Eind vorig jaar werd bij het Grondwettelijk Hof een beroep ingediend tot vernietiging van de wettekst die de basis vormt van de verplichte regeling derde-betaler (RDB). Het Hof heeft dat nu verworpen. Blijft nog lopende, de procedure bij de Raad van State, die de uitvoeringsbesluiten zal beoordelen.
Bij het Grondwettelijk Hof ging het eigenlijk – in een voor artsen wat ongebruikelijke taal – om twee ‘beroepen’. Het protest werd immers in december 2015, met amper een dag interval, aangetekend door twee verschillende partijen. Enerzijds, de Bvas. Anderzijds, huisartsen Piet De Baets en Rufij Baeke, de Huisartsenvereniging Ledeganck Eeklo en het SVH.
Nul op het rekest, dus. Het Grondwettelijk Hof, dat als taak heeft de conformiteit van wetten met de grondwet na te gaan, acht het invoeren van een verplichte RDB voor huisartsen aanvaardbaar, omdat het werk van huisartsen specifiek op de eerstelijnsgezondheidszorg gericht is. Dat is bij uitstek het segment van de gezondheidszorg waar de toegankelijkheid moet worden geoptimaliseerd.
De verzoekende partijen hadden aangekaart dat de wet geconventioneerde en niet-geconventioneerde artsen over dezelfde kam scheert, terwijl beide groepen in een verschillende situatie zitten voor de terugbetaalbaarheid van hun honoraria. Voor het Grondwettelijk Hof is dat geen bezwaar. De verplichte RDB doet geen afbreuk aan de vrijheid van niet-geconventioneerde artsen, omdat ze enkel de manier regelt waarop de tussenkomst van de ziekteverzekering aan de arts wordt uitbetaald. Niet-geconventioneerde artsen kunnen ook binnen het kader van de aangevochten wet hun honoraria vrij bepalen. Ook bij niet-geconventioneerde artsen verhoogt de verplichte RDB de toegankelijkheid van de zorg, omdat de patiënt de tegemoetkoming van de ziekteverzekering ook bij hen niet langer moet voorschieten.
Een verder argument in de mond van de verzoekende partijen was dat alleen huisartsen de verplichte RDB moesten toepassen, terwijl ook sommige specialisten terugbetaalde eerstelijnszorg kunnen verstrekken. Het Grondwettelijk Hof heeft hiervoor een verklaring gevonden: de wetgever heeft zich tot huisartsen beperkt om technische redenen. De wetgever stelde immers vast dat het gebruik van MyCareNet onontbeerlijk is “met het oog op de raadpleging van de verzekeringsstatus van de rechthebbende teneinde de tussenkomst van de ziekteverzekering correct vast te stellen, en de elektronische overmaking van het getuigschrift van verstrekte hulp”, zo weet het Hof.

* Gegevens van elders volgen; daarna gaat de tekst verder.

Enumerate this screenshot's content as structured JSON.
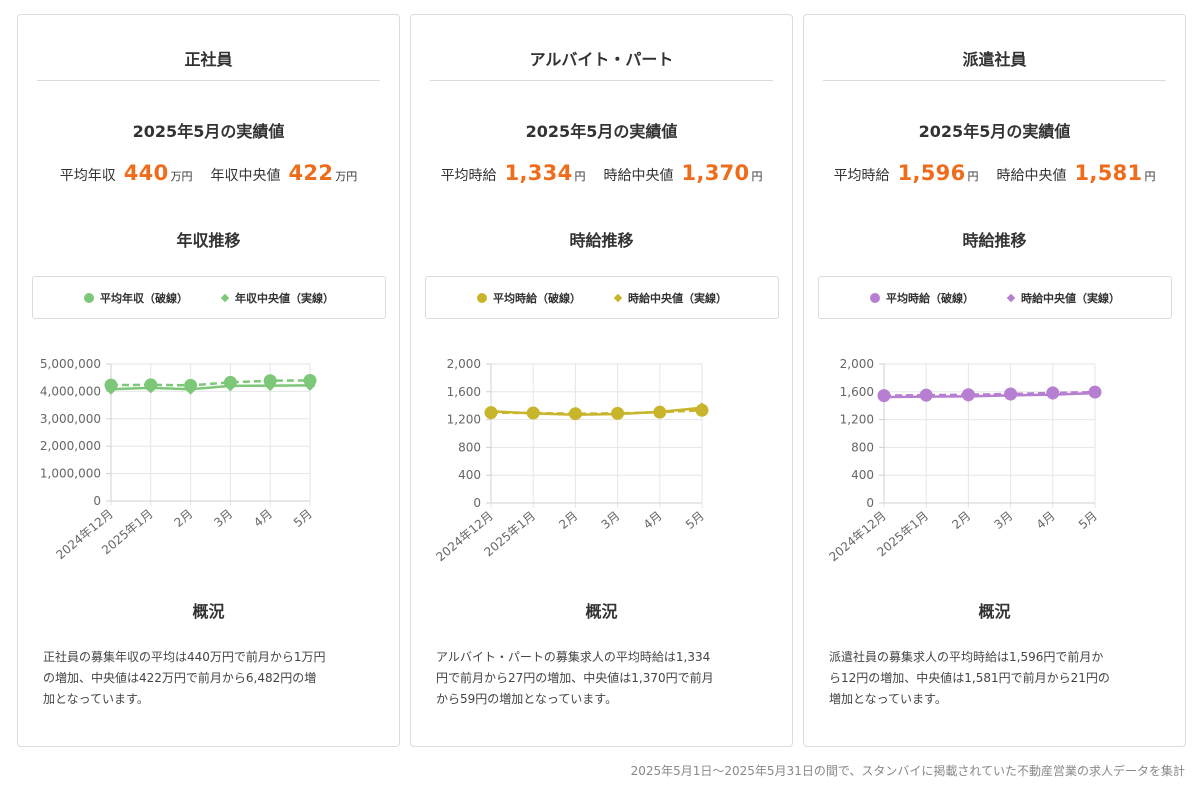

Met die laatste overweging snijdt het Hof opnieuw een gevoelig onderwerp aan, hoewel dat buiten de focus van het arrest ligt. De uitspraak van de wetgever dat het gebruik van MyCareNet ‘onontbeerlijk’ is voor een correcte toepassing van de verplichte RDB, legt een aantal haperingen in het beleid bloot. Enerzijds is de toegang tot MyCareNet noodzakelijk voor het toepassen van de wet, maar anderzijds heeft dat systeem tot op heden relevante tekortkomingen, zo zeggen ook artsen die niet tegen de RDB gekant zijn. Enerzijds geldt de verplichte RDB voor alle huisartsen, maar anderzijds is er voor diezelfde artsen een tolerantieperiode tot 2020 ingevoerd om zich te informatiseren en dus de noodzakelijke toegang tot MyCareNet te verwerven.
In november 2015 had dr. De Baets samen met een collectief van eisers (individuele artsen, SVH, verschillende syndicale kamers van de Bvas) een kortgeding aangespannen om de uitvoeringsbesluiten rond de RDB te laten schorsen. Deze eis werd in mei verworpen. Na het huidige arrest van het Grondwettelijk Hof zijn de verzoekende partijen naar eigen zeggen niet van plan de strijd te staken. Op naar de Raad van State.